A 52-year-old Bulgarian woman currently working in Ireland is the latest target of international imposters who use stolen photos of a handsome Carnival Cruise Line officer in an online dating scheme that steals victims’ money.

Alessandro Cinquini, 29, who is known on dating sites as “Alex the Officer,” first contacted News 6 in March 2022 when he discovered his photographs were being used to fool women from Florida to India.

Vanya Dimova contacted News 6 after seeing our reports about Cinquini on the web.

She said an Alex imposter sent her photos and videos of lavish gifts that included a shimmering engagement ring.

Alessandro Cinquini has gone public to warn women across the globe that imposters have stolen his photographs from social media platforms to create “catfish” style profiles that offer love but target money.

News 6 sent 15 questions to her in advance so Dimova could translate and prepare responses during a Zoom interview.

She said she met the Alex imposter on Instagram back on March 26. According to Dimova, the conversation went from casual to romantic very quickly.

“After two days, he told me he was in love with me,” Danya told News 6. “Every day, he tell me he want to buy a house in Bulgaria and live together.”

Cinquini told News 6 the imposters have never stopped using his photos and he assured us he never contacted Dimova.

They have my old pictures from my old life,” Cinquini said. “Most of those pictures aren’t on my Instagram anymore.

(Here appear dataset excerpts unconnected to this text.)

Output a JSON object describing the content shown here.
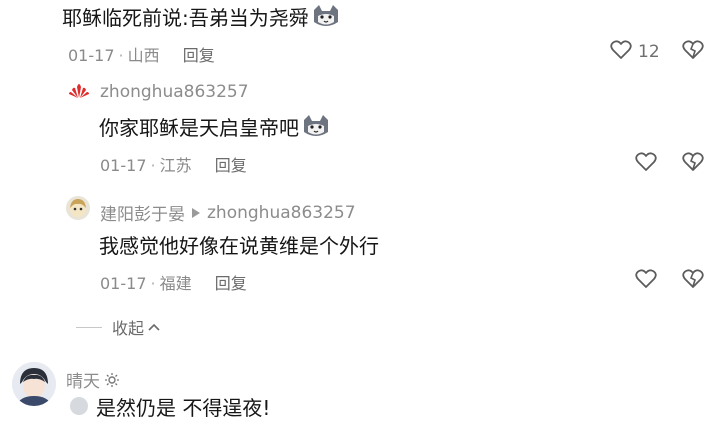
{
  "comments": [
    {
      "text": "耶稣临死前说:吾弟当为尧舜",
      "date": "01-17",
      "location": "山西",
      "reply_label": "回复",
      "like_count": "12"
    },
    {
      "username": "zhonghua863257",
      "text": "你家耶稣是天启皇帝吧",
      "date": "01-17",
      "location": "江苏",
      "reply_label": "回复"
    },
    {
      "username": "建阳彭于晏",
      "reply_to": "zhonghua863257",
      "text": "我感觉他好像在说黄维是个外行",
      "date": "01-17",
      "location": "福建",
      "reply_label": "回复"
    }
  ],
  "collapse_label": "收起",
  "next_comment": {
    "username": "晴天",
    "text_partial": "是然仍是 不得逞夜!"
  },
  "meta_separator": "·",
  "colors": {
    "text": "#161616",
    "meta": "#8a8a8a",
    "huawei_red": "#e02c2c"
  }
}
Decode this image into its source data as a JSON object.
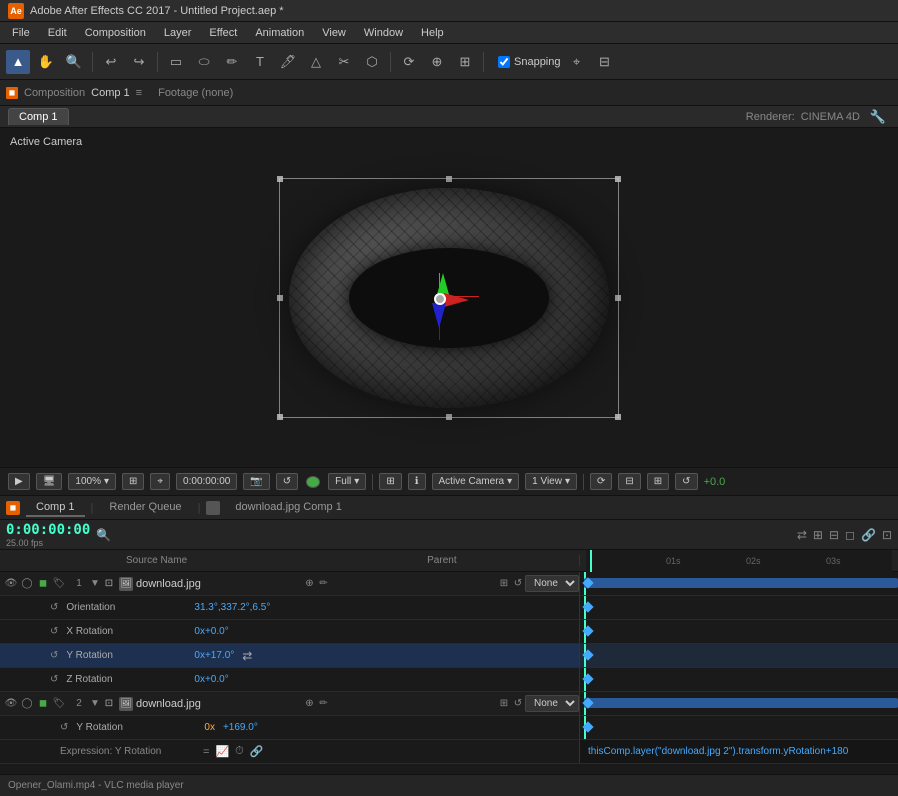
{
  "titlebar": {
    "title": "Adobe After Effects CC 2017 - Untitled Project.aep *"
  },
  "menubar": {
    "items": [
      "File",
      "Edit",
      "Composition",
      "Layer",
      "Effect",
      "Animation",
      "View",
      "Window",
      "Help"
    ]
  },
  "toolbar": {
    "tools": [
      "▲",
      "✋",
      "🔍",
      "↩",
      "↪",
      "⬜",
      "⭕",
      "✏",
      "T",
      "🖊",
      "△",
      "✂",
      "⬡",
      "➤"
    ],
    "snapping": "Snapping",
    "snapping_checked": true
  },
  "comp_tabs": {
    "composition_label": "Composition",
    "comp_name": "Comp 1",
    "footage_label": "Footage (none)",
    "active_tab": "Comp 1",
    "renderer_label": "Renderer:",
    "renderer_value": "CINEMA 4D"
  },
  "viewport": {
    "active_camera_label": "Active Camera",
    "zoom": "100%",
    "time": "0:00:00:00",
    "quality": "Full",
    "view": "Active Camera",
    "view_count": "1 View",
    "delta": "+0.0"
  },
  "timeline": {
    "tabs": [
      "Comp 1",
      "Render Queue",
      "download.jpg Comp 1"
    ],
    "active_tab": "Comp 1",
    "timecode": "0:00:00:00",
    "fps": "25.00 fps",
    "columns": {
      "source_name": "Source Name",
      "parent": "Parent"
    },
    "ruler": {
      "marks": [
        "01s",
        "02s",
        "03s"
      ]
    },
    "layers": [
      {
        "num": "1",
        "name": "download.jpg",
        "properties": [
          {
            "name": "Orientation",
            "value": "31.3°,337.2°,6.5°",
            "color": "blue"
          },
          {
            "name": "X Rotation",
            "value": "0x+0.0°",
            "color": "blue"
          },
          {
            "name": "Y Rotation",
            "value": "0x+17.0°",
            "color": "blue",
            "selected": true
          },
          {
            "name": "Z Rotation",
            "value": "0x+0.0°",
            "color": "blue"
          }
        ],
        "parent": "None"
      },
      {
        "num": "2",
        "name": "download.jpg",
        "properties": [
          {
            "name": "Y Rotation",
            "value": "0x+169.0°",
            "color": "orange-blue",
            "sub": true
          }
        ],
        "parent": "None",
        "expression": {
          "label": "Expression: Y Rotation",
          "text": "thisComp.layer(\"download.jpg 2\").transform.yRotation+180"
        }
      }
    ]
  },
  "bottom_bar": {
    "text": "Opener_Olami.mp4 - VLC media player"
  }
}
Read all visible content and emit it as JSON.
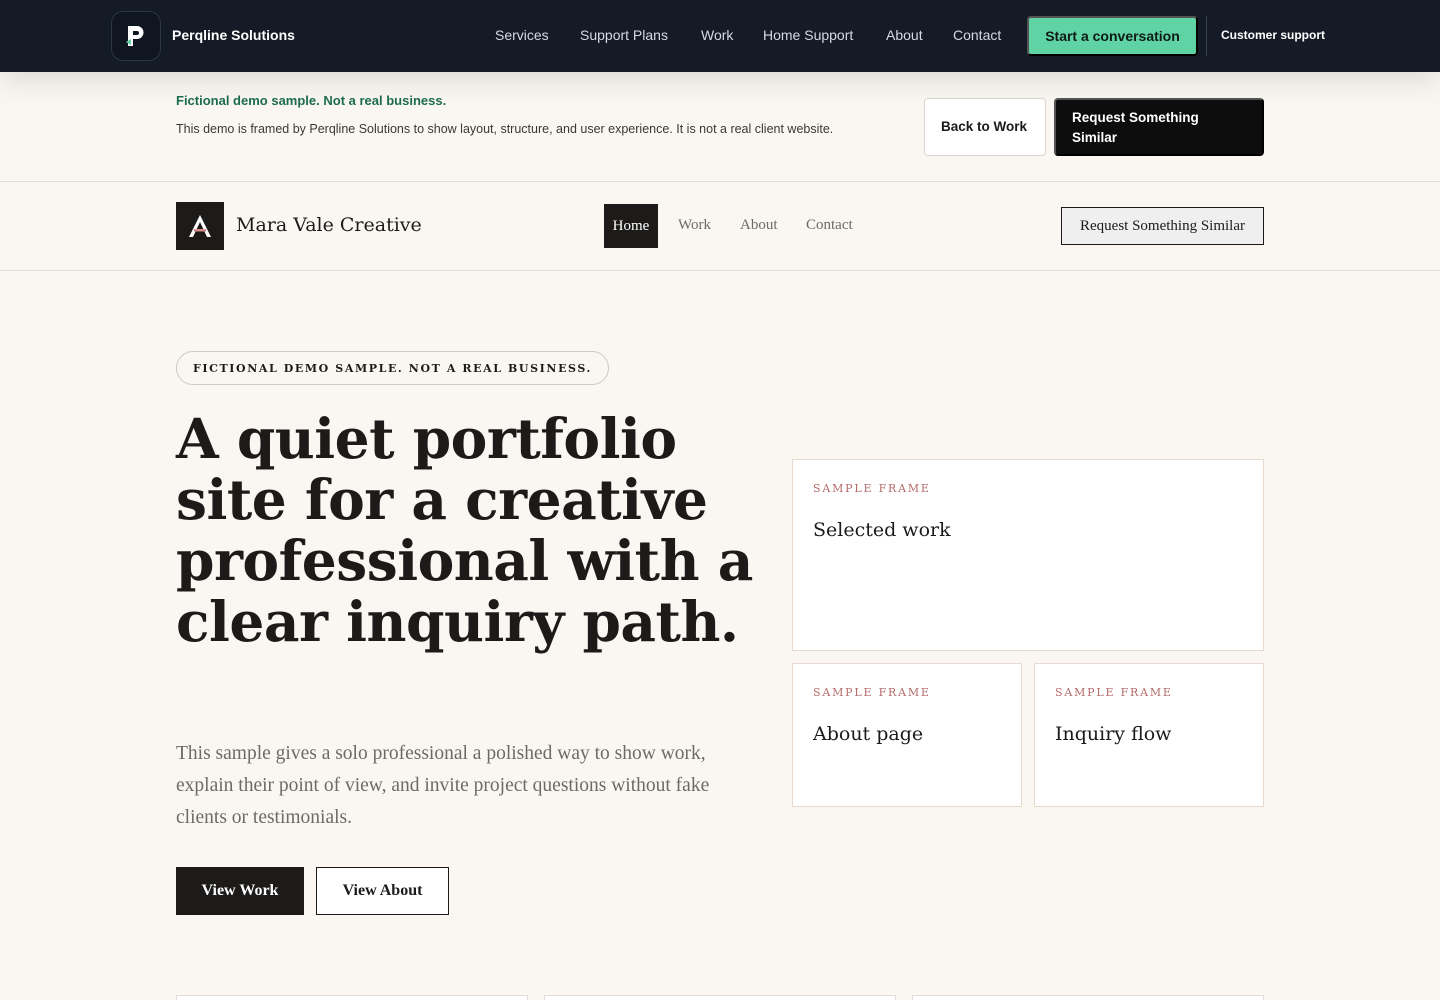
{
  "agency": {
    "brand": "Perqline Solutions",
    "nav": [
      "Services",
      "Support Plans",
      "Work",
      "Home Support",
      "About",
      "Contact"
    ],
    "cta": "Start a conversation",
    "support": "Customer support"
  },
  "notice": {
    "title": "Fictional demo sample. Not a real business.",
    "text": "This demo is framed by Perqline Solutions to show layout, structure, and user experience. It is not a real client website.",
    "back_label": "Back to Work",
    "request_label": "Request Something Similar"
  },
  "client": {
    "name": "Mara Vale Creative",
    "nav": {
      "home": "Home",
      "work": "Work",
      "about": "About",
      "contact": "Contact"
    },
    "request_label": "Request Something Similar"
  },
  "hero": {
    "pill": "FICTIONAL DEMO SAMPLE. NOT A REAL BUSINESS.",
    "title": "A quiet portfolio site for a creative professional with a clear inquiry path.",
    "subtitle": "This sample gives a solo professional a polished way to show work, explain their point of view, and invite project questions without fake clients or testimonials.",
    "view_work": "View Work",
    "view_about": "View About"
  },
  "frames": [
    {
      "label": "SAMPLE FRAME",
      "title": "Selected work"
    },
    {
      "label": "SAMPLE FRAME",
      "title": "About page"
    },
    {
      "label": "SAMPLE FRAME",
      "title": "Inquiry flow"
    }
  ],
  "colors": {
    "topbar": "#151b26",
    "accent_green": "#5fd3a4",
    "notice_green": "#1d6b4e",
    "frame_label": "#b56b6b",
    "ink": "#1c1b19"
  }
}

I canceled them years ago.”

He told News 6 he currently works as a fleet operation center watch officer for Carnival Cruise Line.

Danya sent News 6 a voice message from a man claiming to be Alex.

“I love you, I love you,” the man said.

The voice sounded nothing like Cinquini

Danya said that voice recording was the only evidence she has. She never met the imposter face-to-face or spoke to him on FaceTime or Zoom.

Danya said she became suspicious when the imposter asked her to pay the shipping charges for her gifts. He sent her a Bank of America receipt to prove his account had been frozen.

According to the Federal Trade Commission, romance scams in the U.S alone netted an estimated $1.3 billion last year, impacting 70,000 men and women.